Los acusan de estar implicadas en un caso de opresión en el que las víctimas debían trabajar en abrasadores hornos de ladrillos, informaron hoy medios estatales, mientras surge la indignación por la complicidad oficial

De los detenidos, 48 fueron arrestados en la provincia de Shanxi y el resto en la vecina Henan, donde cientos de adolescentes y agricultores pobres, e incluso algunos niños, estaban atrapados o trabajaban engañados en hornos, minas y fundiciones, dijo el China Daily.
El escándalo opacó las promesas del Partido Comunista en el poder de construir una sociedad "armoniosa" con mejores derechos e ingresos para cientos de millones de pobres agricultores.
El Southern Metropolis Daily, un popular tabloide, dijo que los mismos responsables locales que ahora se vanagloriaban de haber rescatado a los trabajadores habían mirado para otro lado durante mucho tiempo.

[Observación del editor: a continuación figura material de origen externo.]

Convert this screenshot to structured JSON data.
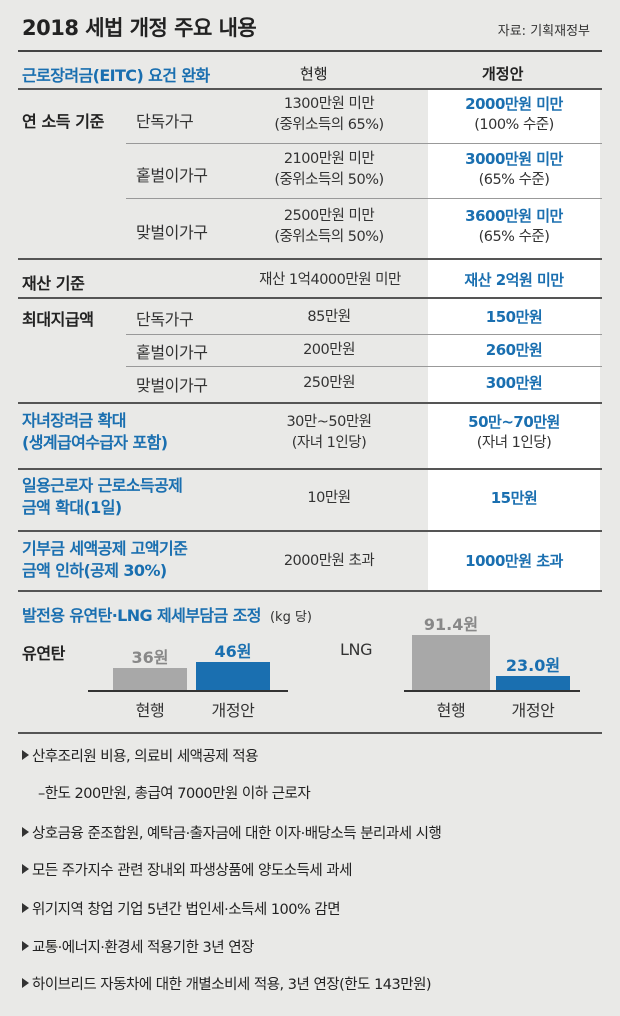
{
  "header": {
    "title": "2018 세법 개정 주요 내용",
    "source": "자료: 기획재정부"
  },
  "eitc": {
    "section_title": "근로장려금(EITC) 요건 완화",
    "col_current": "현행",
    "col_revised": "개정안",
    "income_label": "연 소득 기준",
    "income_rows": [
      {
        "label": "단독가구",
        "current_1": "1300만원 미만",
        "current_2": "(중위소득의 65%)",
        "revised_1": "2000만원 미만",
        "revised_2": "(100% 수준)"
      },
      {
        "label": "홑벌이가구",
        "current_1": "2100만원 미만",
        "current_2": "(중위소득의 50%)",
        "revised_1": "3000만원 미만",
        "revised_2": "(65% 수준)"
      },
      {
        "label": "맞벌이가구",
        "current_1": "2500만원 미만",
        "current_2": "(중위소득의 50%)",
        "revised_1": "3600만원 미만",
        "revised_2": "(65% 수준)"
      }
    ],
    "asset_label": "재산 기준",
    "asset_current": "재산 1억4000만원 미만",
    "asset_revised": "재산 2억원 미만",
    "max_label": "최대지급액",
    "max_rows": [
      {
        "label": "단독가구",
        "current": "85만원",
        "revised": "150만원"
      },
      {
        "label": "홑벌이가구",
        "current": "200만원",
        "revised": "260만원"
      },
      {
        "label": "맞벌이가구",
        "current": "250만원",
        "revised": "300만원"
      }
    ]
  },
  "child": {
    "label_1": "자녀장려금 확대",
    "label_2": "(생계급여수급자 포함)",
    "current_1": "30만~50만원",
    "current_2": "(자녀 1인당)",
    "revised_1": "50만~70만원",
    "revised_2": "(자녀 1인당)"
  },
  "daily": {
    "label_1": "일용근로자 근로소득공제",
    "label_2": "금액 확대(1일)",
    "current": "10만원",
    "revised": "15만원"
  },
  "donation": {
    "label_1": "기부금 세액공제 고액기준",
    "label_2": "금액 인하(공제 30%)",
    "current": "2000만원 초과",
    "revised": "1000만원 초과"
  },
  "fuel": {
    "section_title": "발전용 유연탄·LNG 제세부담금 조정",
    "unit": "(kg 당)"
  },
  "chart_data": [
    {
      "type": "bar",
      "title": "유연탄",
      "categories": [
        "현행",
        "개정안"
      ],
      "values": [
        36,
        46
      ],
      "value_labels": [
        "36원",
        "46원"
      ],
      "colors": [
        "#a8a8a8",
        "#1a6fb0"
      ]
    },
    {
      "type": "bar",
      "title": "LNG",
      "categories": [
        "현행",
        "개정안"
      ],
      "values": [
        91.4,
        23.0
      ],
      "value_labels": [
        "91.4원",
        "23.0원"
      ],
      "colors": [
        "#a8a8a8",
        "#1a6fb0"
      ]
    }
  ],
  "bullets": [
    "산후조리원 비용, 의료비 세액공제 적용",
    "–한도 200만원, 총급여 7000만원 이하 근로자",
    "상호금융 준조합원, 예탁금·출자금에 대한 이자·배당소득 분리과세 시행",
    "모든 주가지수 관련 장내외 파생상품에 양도소득세 과세",
    "위기지역 창업 기업 5년간 법인세·소득세 100% 감면",
    "교통·에너지·환경세 적용기한 3년 연장",
    "하이브리드 자동차에 대한 개별소비세 적용, 3년 연장(한도 143만원)"
  ]
}
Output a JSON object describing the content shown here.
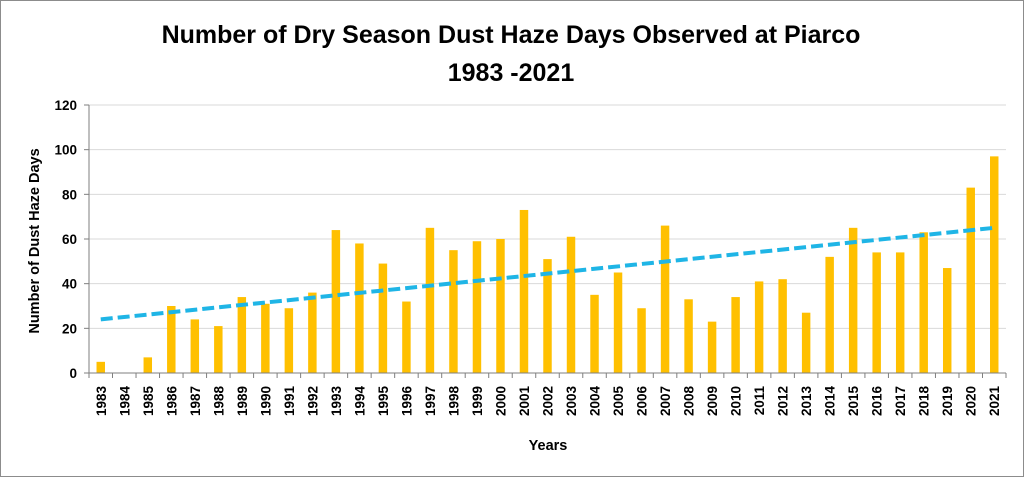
{
  "chart_data": {
    "type": "bar",
    "title": "Number of Dry Season Dust Haze Days Observed at Piarco",
    "subtitle": "1983 -2021",
    "xlabel": "Years",
    "ylabel": "Number of Dust Haze Days",
    "ylim": [
      0,
      120
    ],
    "yticks": [
      0,
      20,
      40,
      60,
      80,
      100,
      120
    ],
    "grid": true,
    "legend": "none",
    "categories": [
      "1983",
      "1984",
      "1985",
      "1986",
      "1987",
      "1988",
      "1989",
      "1990",
      "1991",
      "1992",
      "1993",
      "1994",
      "1995",
      "1996",
      "1997",
      "1998",
      "1999",
      "2000",
      "2001",
      "2002",
      "2003",
      "2004",
      "2005",
      "2006",
      "2007",
      "2008",
      "2009",
      "2010",
      "2011",
      "2012",
      "2013",
      "2014",
      "2015",
      "2016",
      "2017",
      "2018",
      "2019",
      "2020",
      "2021"
    ],
    "values": [
      5,
      0,
      7,
      30,
      24,
      21,
      34,
      31,
      29,
      36,
      64,
      58,
      49,
      32,
      65,
      55,
      59,
      60,
      73,
      51,
      61,
      35,
      45,
      29,
      66,
      33,
      23,
      34,
      41,
      42,
      27,
      52,
      65,
      54,
      54,
      63,
      47,
      83,
      97
    ],
    "trendline": {
      "type": "linear",
      "start_value": 24,
      "end_value": 65
    },
    "colors": {
      "bar": "#FFC000",
      "trendline": "#1FB5E6",
      "grid": "#D9D9D9",
      "axis": "#7F7F7F"
    }
  }
}
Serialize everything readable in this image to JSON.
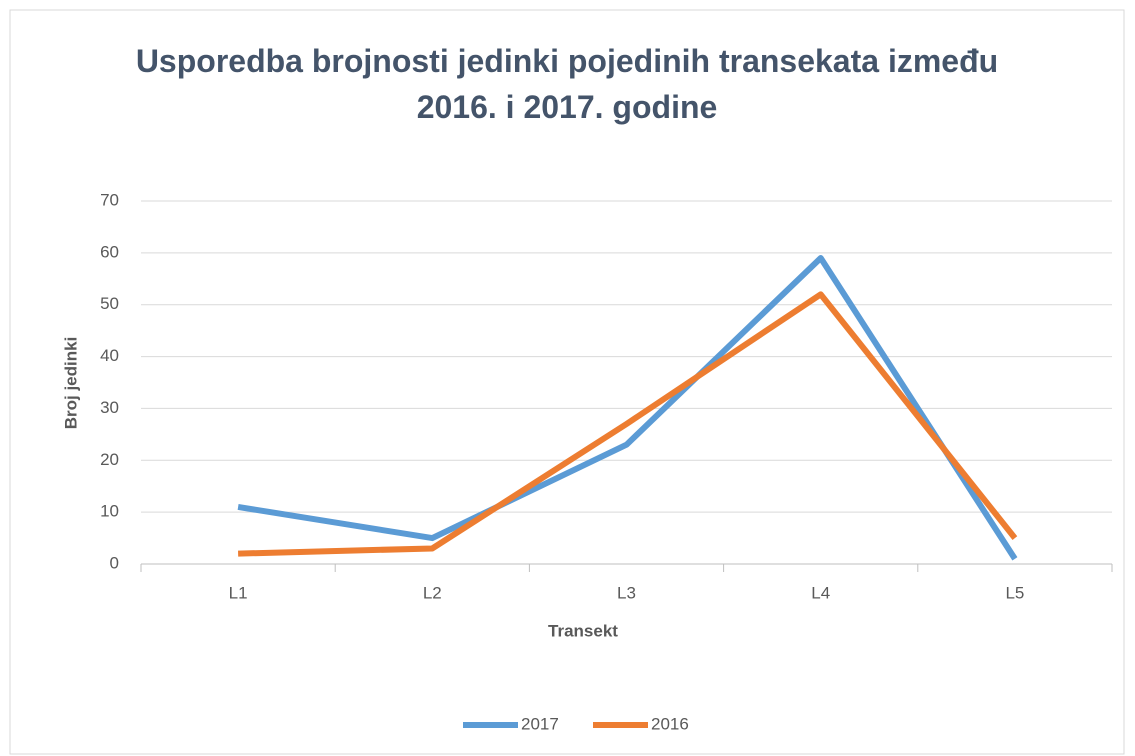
{
  "chart_data": {
    "type": "line",
    "title": "Usporedba brojnosti jedinki pojedinih transekata između 2016. i 2017. godine",
    "x_label": "Transekt",
    "y_label": "Broj jedinki",
    "categories": [
      "L1",
      "L2",
      "L3",
      "L4",
      "L5"
    ],
    "series": [
      {
        "name": "2017",
        "color": "#5b9bd5",
        "values": [
          11,
          5,
          23,
          59,
          1
        ]
      },
      {
        "name": "2016",
        "color": "#ed7d31",
        "values": [
          2,
          3,
          27,
          52,
          5
        ]
      }
    ],
    "ylim": [
      0,
      70
    ],
    "yticks": [
      0,
      10,
      20,
      30,
      40,
      50,
      60,
      70
    ],
    "grid": true,
    "legend": "bottom"
  }
}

"En muchos países, un escándalo como este sería suficiente para provocar una gran crisis política y de confianza. Pero aquí en China hasta ahora no hay ni siquiera un indicio de dimisiones", publica el diario.
La televisión estatal, por su parte, informó que los propietarios de los primitivos hornos de ladrillos dirigían sus operaciones como prisiones, utilizando feroces perros y matones que pegaban a los menores. Un propietario mató accidentalmente a un niño con una pala y enterró el cuerpo durante la noche, dijo la televisión.
Algunos trabajadores fueron mostrados con heridas supurantes, presumiblemente provocadas por quemaduras en los hornos, donde trabajaban por pequeñas o nulas cantidades.
El Gobierno envió a un equipo para investigar los abusos y le otorgó a los trabajadores liberados - más de 500 hasta ahora - 1.000 yuanes (unos 98 euros) a cada uno, según el Beijing News.